Sin pretender minimizar los riesgos de la COVID-19, y con absoluto respeto a las víctimas, a los enfermos y a los familiares de fallecidos y pacientes, pero los enfermos no llegan al medio millón, y sin embargo, más de 820000000 padecen hambre, según informe presentado por la ONU en julio del 2019.
Diariamente mueren por desnutrición 8500 niños, en dos jornadas, ellos superan el número de víctimas de la epidemia que nos azota.

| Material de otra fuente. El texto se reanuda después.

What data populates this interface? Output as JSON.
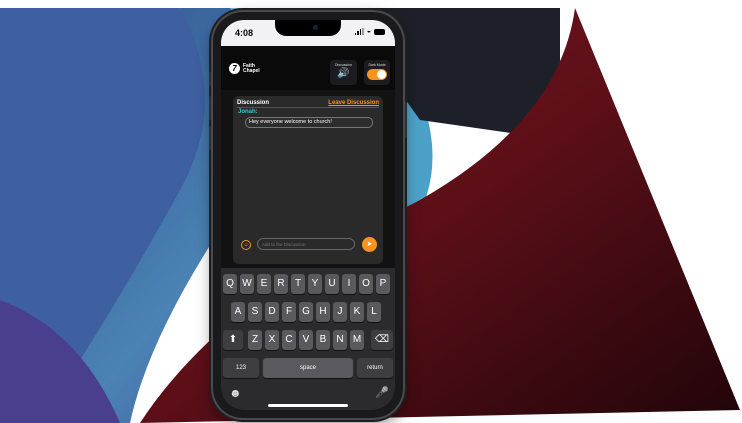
{
  "status": {
    "time": "4:08"
  },
  "header": {
    "logo_line1": "Faith",
    "logo_line2": "Chapel",
    "discussion_label": "Discussion",
    "dark_mode_label": "Dark Mode",
    "dark_mode_on": true
  },
  "discussion": {
    "title": "Discussion",
    "leave_label": "Leave Discussion",
    "messages": [
      {
        "author": "Jonah:",
        "text": "Hey everyone welcome to church!"
      }
    ],
    "input_placeholder": "Add to the Discussion"
  },
  "keyboard": {
    "row1": [
      "Q",
      "W",
      "E",
      "R",
      "T",
      "Y",
      "U",
      "I",
      "O",
      "P"
    ],
    "row2": [
      "A",
      "S",
      "D",
      "F",
      "G",
      "H",
      "J",
      "K",
      "L"
    ],
    "row3": [
      "Z",
      "X",
      "C",
      "V",
      "B",
      "N",
      "M"
    ],
    "numbers_label": "123",
    "space_label": "space",
    "return_label": "return"
  },
  "colors": {
    "accent": "#f7941d",
    "author": "#33c6dd"
  }
}
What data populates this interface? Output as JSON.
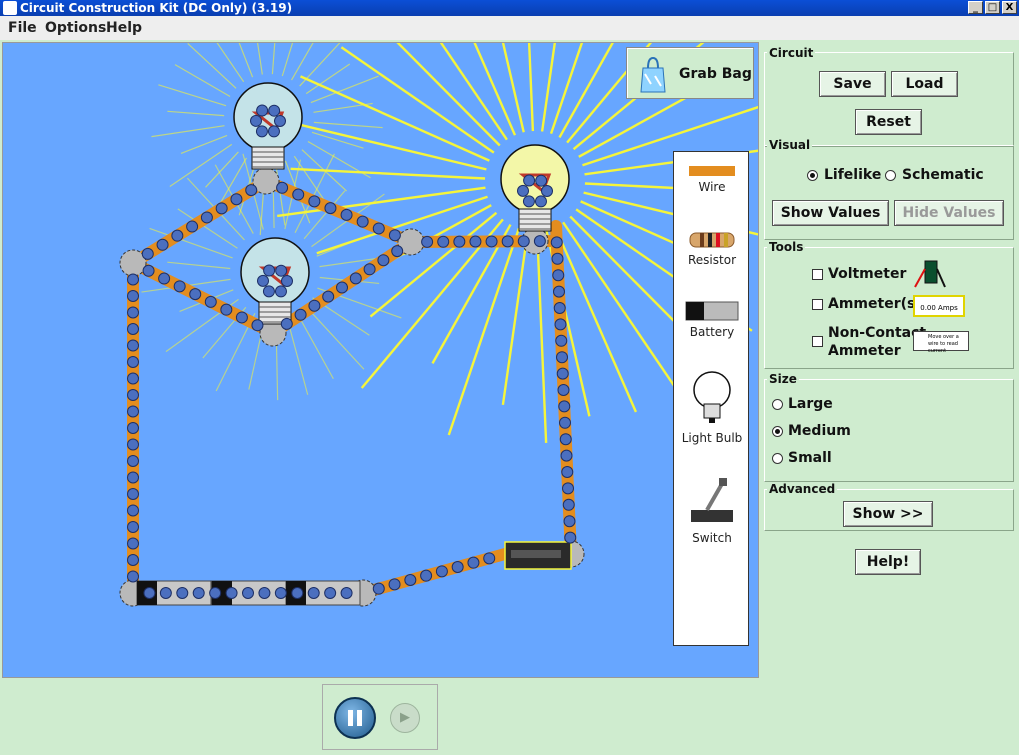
{
  "window": {
    "title": "Circuit Construction Kit (DC Only) (3.19)",
    "minimize": "_",
    "maximize": "□",
    "close": "X"
  },
  "menu": [
    "File",
    "Options",
    "Help"
  ],
  "grab_bag": {
    "label": "Grab Bag"
  },
  "toolbox": {
    "items": [
      "Wire",
      "Resistor",
      "Battery",
      "Light Bulb",
      "Switch"
    ]
  },
  "circuit": {
    "title": "Circuit",
    "save": "Save",
    "load": "Load",
    "reset": "Reset"
  },
  "visual": {
    "title": "Visual",
    "lifelike": "Lifelike",
    "schematic": "Schematic",
    "selected": "Lifelike",
    "show_values": "Show Values",
    "hide_values": "Hide Values"
  },
  "tools": {
    "title": "Tools",
    "voltmeter": "Voltmeter",
    "ammeter": "Ammeter(s)",
    "noncontact_1": "Non-Contact",
    "noncontact_2": "Ammeter",
    "ammeter_readout": "0.00 Amps",
    "noncontact_hint": "Move over a wire to read current"
  },
  "size": {
    "title": "Size",
    "large": "Large",
    "medium": "Medium",
    "small": "Small",
    "selected": "Medium"
  },
  "advanced": {
    "title": "Advanced",
    "show": "Show >>"
  },
  "help": {
    "label": "Help!"
  },
  "colors": {
    "background": "#67a6ff",
    "wire": "#e38d1f",
    "panel": "#cfeccf",
    "light_rays": "#f5f53a",
    "electron": "#4b6fbf"
  }
}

Solo que ahora no hay distingo entre razas, sexo o clases sociales y la amenaza está tocando a la puerta.
La especie que tiembla ante un virus, ya lo ha hecho frente a otros; es la misma que tala bosques, contamina aguas, la atmósfera y utiliza irracionalmente los recursos de la casa grande que llamamos Tierra.
Somos los mismos que cada noche vamos a la cama con la certeza de que murieron personas a causa del hambre, de enfermedades prevenibles, conscientes de que cohabitamos con la discriminación, la trata de personas y la explotación infantil, por solo citar algunos de los desmanes y penurias que son cotidianos.

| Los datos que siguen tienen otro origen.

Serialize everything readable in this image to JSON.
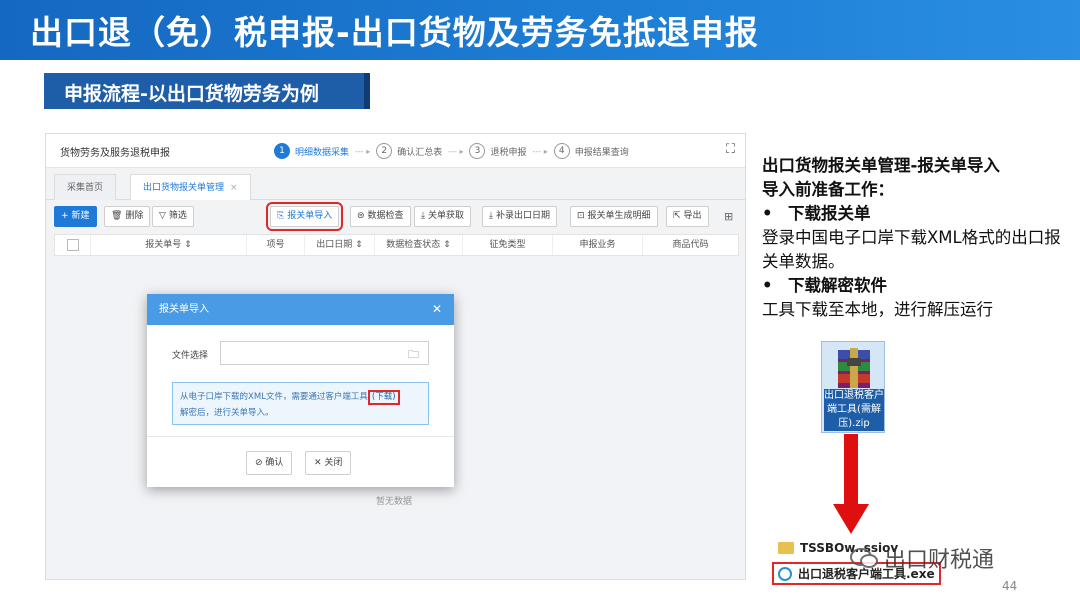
{
  "slide": {
    "title": "出口退（免）税申报-出口货物及劳务免抵退申报",
    "section": "申报流程-以出口货物劳务为例",
    "page_number": "44"
  },
  "app": {
    "title": "货物劳务及服务退税申报",
    "steps": [
      {
        "num": "1",
        "label": "明细数据采集"
      },
      {
        "num": "2",
        "label": "确认汇总表"
      },
      {
        "num": "3",
        "label": "退税申报"
      },
      {
        "num": "4",
        "label": "申报结果查询"
      }
    ],
    "tabs": [
      {
        "label": "采集首页"
      },
      {
        "label": "出口货物报关单管理"
      }
    ],
    "toolbar": {
      "new": "新建",
      "delete": "删除",
      "filter": "筛选",
      "import": "报关单导入",
      "check": "数据检查",
      "fetch": "关单获取",
      "supplement_date": "补录出口日期",
      "generate_detail": "报关单生成明细",
      "export": "导出"
    },
    "table_headers": [
      "报关单号",
      "项号",
      "出口日期",
      "数据检查状态",
      "征免类型",
      "申报业务",
      "商品代码"
    ],
    "empty_text": "暂无数据"
  },
  "modal": {
    "title": "报关单导入",
    "file_label": "文件选择",
    "file_value": "",
    "notice_text": "从电子口岸下载的XML文件，需要通过客户端工具",
    "notice_link": "下载",
    "notice_tail": "解密后，进行关单导入。",
    "confirm": "确认",
    "close": "关闭"
  },
  "notes": {
    "heading_line1": "出口货物报关单管理-报关单导入",
    "heading_line2": "导入前准备工作：",
    "bullet1_title": "下载报关单",
    "bullet1_text": "登录中国电子口岸下载XML格式的出口报关单数据。",
    "bullet2_title": "下载解密软件",
    "bullet2_text": "工具下载至本地，进行解压运行"
  },
  "files": {
    "zip_label": "出口退税客户端工具(需解压).zip",
    "folder_name": "TSSBOw..ssiov",
    "exe_name": "出口退税客户端工具.exe"
  },
  "watermark": "出口财税通",
  "colors": {
    "title_bar": "#1568c0",
    "section_tag": "#1e5ea8",
    "app_accent": "#1f7ad7",
    "highlight_red": "#e02828",
    "arrow_red": "#e00f0f"
  }
}
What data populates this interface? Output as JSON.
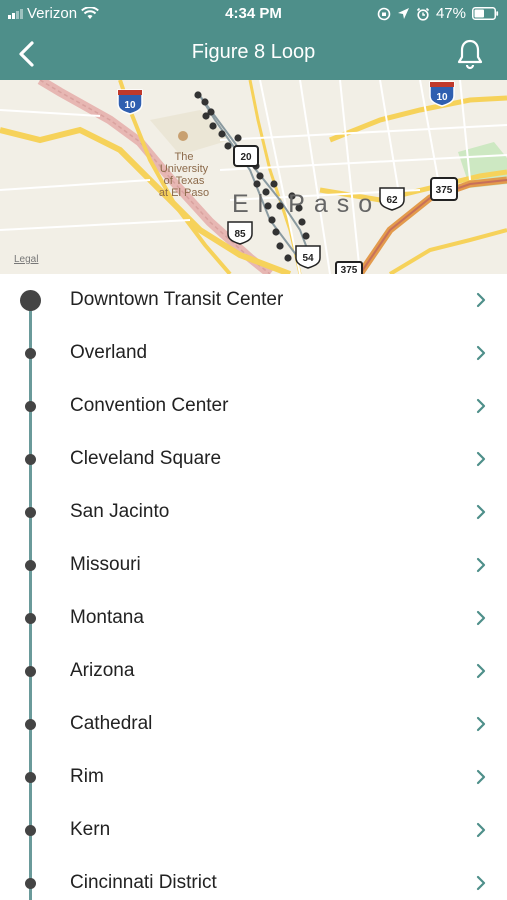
{
  "status": {
    "carrier": "Verizon",
    "time": "4:34 PM",
    "battery": "47%"
  },
  "nav": {
    "title": "Figure 8 Loop"
  },
  "map": {
    "city_label": "El Paso",
    "university_label_line1": "The",
    "university_label_line2": "University",
    "university_label_line3": "of Texas",
    "university_label_line4": "at El Paso",
    "legal": "Legal",
    "shields": [
      "10",
      "10",
      "20",
      "62",
      "375",
      "85",
      "375",
      "54"
    ]
  },
  "stops": [
    {
      "name": "Downtown Transit Center"
    },
    {
      "name": "Overland"
    },
    {
      "name": "Convention Center"
    },
    {
      "name": "Cleveland Square"
    },
    {
      "name": "San Jacinto"
    },
    {
      "name": "Missouri"
    },
    {
      "name": "Montana"
    },
    {
      "name": "Arizona"
    },
    {
      "name": "Cathedral"
    },
    {
      "name": "Rim"
    },
    {
      "name": "Kern"
    },
    {
      "name": "Cincinnati District"
    }
  ],
  "colors": {
    "header": "#4e8f8a",
    "timeline": "#6a9a9a",
    "chevron": "#4e8f8a"
  }
}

La pandemia está ahí, pero es menos agresiva que la indolencia con que se han repartido las riquezas del mundo y su letalidad muy inferior que el nacer en determinadas áreas geográficas con una vagina, porque ser mujer acorta la expectativa de vida e incrementa las probabilidades de ser víctima de violencia, pobreza u otros flagelos.
El hambre está asociada a muchos factores, pero las guerras son las que más tributan a ella, incluso superan la incidencia del cambio climático, es tiempo de preguntarnos si realmente somos la especie más inteligente que habita el planeta.
Quizás este momento en que hemos visto la fragilidad de las corazas materiales y la inutilidad de la tenencia de capitales, sirva para sensibilizarnos con el miedo de otros; esos que viven temerosos del día siguiente por la incertidumbre de la sobrevivencia.
Que entendamos el dolor de las madres que no llegan a disfrutar de la adultez de sus hijos, porque nacen marcados para morir antes de cumplir los cinco años; que padezcamos por aquellos para los que la vejez es inalcanzable; por quienes consumen pequeñas cantidades de agua y contaminadas; que sintamos como el desmoronamiento de la casa propia la destrucción de cada ecosistema; que dejemos de diferenciarnos y catalogarnos, para definirnos solo como seres humanos.
Ojalá y no vuelva a atacarnos la desmemoria, porque somos los mismos que hoy nos juntamos clamando por cura, pero tenemos heridas abiertas y los muertos de África o América Latina, merecen tanto respeto como los de Europa, necesitamos ser capaces de unirnos sin trajes especiales ni nasobucos para sanar, sin perder el ímpetu de la amenaza latente que nos hace vulnerables y esperemos que también mejores.
La Covid-19, es una certeza y hay que enfrentar los riesgos que entraña, no por gusto ha sido declarada como pandemia por la Organización Mundial de la Salud (OMS), aprovechemos que la palabra prevención se ha puesto de moda y pongámonos a salvo de otros males prevenibles; salvemos a los 31000000 de niños que al ritmo que vamos fenecerán en los próximos 10 años.